LArco della pace

Il monumento neoclassico che racconta le vittorie di Milano

Milano, come moltissime altre città, è stata costruita all’interno di mura, che nei secoli sono state modificate. In particolare le 11 porte risalenti a diverse epoche storiche, spagnola, medievale e romana e ricostruite in età napoleonica sono tutte diverse e non tutte sono visibili oggi.

Tra quelle visibili e meglio conservate c’è la porta Sempione rinominata Arco della Pace, per merito eventi storici positivi accaduti ed è tra i maggiori monumenti neoclassici di Milano. Posizionata all’inizio di corso Sempione, da le spalle al parco che la collega al Castello Sforzesco. Simbolo di pace, di unione, di indipendenza e di vittoria durante i secoli ha visto svolgersi davanti a se momenti storici importanti.

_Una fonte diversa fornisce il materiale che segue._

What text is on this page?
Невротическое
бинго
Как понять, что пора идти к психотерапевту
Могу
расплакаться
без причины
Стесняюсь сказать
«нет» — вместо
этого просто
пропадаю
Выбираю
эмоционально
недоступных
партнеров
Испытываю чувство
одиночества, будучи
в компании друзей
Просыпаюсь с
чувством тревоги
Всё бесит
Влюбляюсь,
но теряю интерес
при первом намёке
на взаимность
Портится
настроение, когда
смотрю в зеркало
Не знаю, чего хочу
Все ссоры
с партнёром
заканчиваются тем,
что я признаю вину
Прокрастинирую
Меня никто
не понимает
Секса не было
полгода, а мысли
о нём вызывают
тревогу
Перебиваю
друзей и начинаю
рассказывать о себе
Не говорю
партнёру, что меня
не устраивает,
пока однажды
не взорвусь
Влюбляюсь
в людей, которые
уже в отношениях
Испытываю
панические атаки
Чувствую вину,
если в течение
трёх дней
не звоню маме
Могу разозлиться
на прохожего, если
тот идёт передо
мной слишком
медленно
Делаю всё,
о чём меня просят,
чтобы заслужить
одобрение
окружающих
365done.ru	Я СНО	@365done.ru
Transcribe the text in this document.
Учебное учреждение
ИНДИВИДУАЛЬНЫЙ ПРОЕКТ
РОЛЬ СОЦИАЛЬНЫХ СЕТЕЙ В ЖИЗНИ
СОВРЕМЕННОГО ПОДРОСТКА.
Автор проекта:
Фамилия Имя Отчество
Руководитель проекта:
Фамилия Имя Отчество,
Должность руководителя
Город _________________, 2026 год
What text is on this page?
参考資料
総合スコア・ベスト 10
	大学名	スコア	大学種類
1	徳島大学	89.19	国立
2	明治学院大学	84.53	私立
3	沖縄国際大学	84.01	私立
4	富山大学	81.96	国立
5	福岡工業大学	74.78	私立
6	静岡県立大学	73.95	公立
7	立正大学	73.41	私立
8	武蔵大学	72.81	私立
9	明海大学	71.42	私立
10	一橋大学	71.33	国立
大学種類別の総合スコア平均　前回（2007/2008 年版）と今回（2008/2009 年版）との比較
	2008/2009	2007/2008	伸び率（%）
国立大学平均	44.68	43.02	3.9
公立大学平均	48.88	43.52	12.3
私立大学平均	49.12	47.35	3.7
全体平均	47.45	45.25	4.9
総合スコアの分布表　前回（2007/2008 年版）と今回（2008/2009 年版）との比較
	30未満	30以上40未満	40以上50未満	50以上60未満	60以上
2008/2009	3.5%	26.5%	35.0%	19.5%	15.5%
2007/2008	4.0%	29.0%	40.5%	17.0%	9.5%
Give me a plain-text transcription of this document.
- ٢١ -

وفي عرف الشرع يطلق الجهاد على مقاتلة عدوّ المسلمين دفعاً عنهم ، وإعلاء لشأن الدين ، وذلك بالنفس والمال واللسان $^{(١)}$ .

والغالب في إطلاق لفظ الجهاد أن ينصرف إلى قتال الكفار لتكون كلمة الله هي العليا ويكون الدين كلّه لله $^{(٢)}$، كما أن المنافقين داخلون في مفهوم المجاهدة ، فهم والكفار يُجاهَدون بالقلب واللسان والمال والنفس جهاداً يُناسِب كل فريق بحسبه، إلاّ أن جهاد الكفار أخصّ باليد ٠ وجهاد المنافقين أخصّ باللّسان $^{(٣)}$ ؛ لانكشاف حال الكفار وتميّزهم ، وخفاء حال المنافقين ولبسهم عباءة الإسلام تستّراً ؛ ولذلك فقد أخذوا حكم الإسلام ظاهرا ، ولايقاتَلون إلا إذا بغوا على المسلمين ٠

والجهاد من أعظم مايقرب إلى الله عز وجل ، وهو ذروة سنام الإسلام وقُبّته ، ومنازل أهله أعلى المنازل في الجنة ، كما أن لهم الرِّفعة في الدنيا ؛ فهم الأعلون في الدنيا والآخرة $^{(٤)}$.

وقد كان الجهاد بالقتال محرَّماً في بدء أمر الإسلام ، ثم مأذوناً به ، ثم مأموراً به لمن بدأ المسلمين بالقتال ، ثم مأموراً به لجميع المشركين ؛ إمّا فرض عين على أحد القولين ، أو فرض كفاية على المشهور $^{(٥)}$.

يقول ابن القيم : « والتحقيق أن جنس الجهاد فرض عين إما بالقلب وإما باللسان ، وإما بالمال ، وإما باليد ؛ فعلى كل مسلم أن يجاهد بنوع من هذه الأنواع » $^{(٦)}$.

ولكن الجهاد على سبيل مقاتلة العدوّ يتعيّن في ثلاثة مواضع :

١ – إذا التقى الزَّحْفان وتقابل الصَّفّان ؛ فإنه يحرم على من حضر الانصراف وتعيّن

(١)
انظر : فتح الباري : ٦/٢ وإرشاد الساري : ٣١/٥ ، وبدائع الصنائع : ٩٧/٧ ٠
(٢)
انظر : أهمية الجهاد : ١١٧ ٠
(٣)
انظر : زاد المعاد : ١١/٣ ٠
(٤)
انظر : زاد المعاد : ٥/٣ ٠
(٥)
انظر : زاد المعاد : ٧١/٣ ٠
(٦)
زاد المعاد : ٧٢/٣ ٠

Il primo riguarda la sua versione originaria che venne curata su disegno del marchese Cagnola per festeggiare il matrimonio nel 1806 di Eugenio di Beauharnais, viceré d’Italia nonché figlio adottivo di Napoleone e Augusta di Baviera. Prese il nome di Arco della Vittoria, per simboleggiare e festeggiare la vittoria della battaglia francese del 1807. Il progetto fu, però, abbandonato dopo due terzi, a causa della caduta del Regno Italico, ma quasi vent’anni dopo venne ripreso, legandolo finalmente il suo significato odierno. Fernando I d’Austria volle dedicare il monumento alla pace delle nazioni ottenuto col congresso di Vienna del 1815. Il 10 settembre del 1938 venne concluso e inaugurato l’Arco.

Nel 1859 a seguito della vittoria di Magenta, Napoleone III e Vittorio Emanuele II fecero un ingresso trionfale a Milano passando sotto la struttura che divenne simbolo dell’indipendenza di Milano. Dopo questo episodio l’epigrafe cambiò, diventando: «Entrando coll’armi gloriose Napoleone III e Vittorio Emanuele II liberatori Milano esultante cancellò da questi marmi le impronte servili e vi scrisse l’Indipendenza d’Italia MDCCCLIX» e di seguito «Alle speranze del Regno Italico auspice Napoleone I i milanesi dedicarono l’anno MDCCCVII e francati da servitù felicemente restituirono MDCCCLIX».

Sulla sommità della struttura sono visibili delle statue in bronzo che rappresentano la Sestiga della Pace con quattro Vittorie a cavallo oltre che le personificazioni dei fiumi Po, Ticino, Adda e Tagliamento. Al di sopra e sulle colonne sono segnati i nomi dei caduti delle guerre mondiali. La posizione delle statue non è casuale, infatti, fu scelta dagli austriaci che decisero di porre  la parte posteriore dei cavalli in direzione della Francia.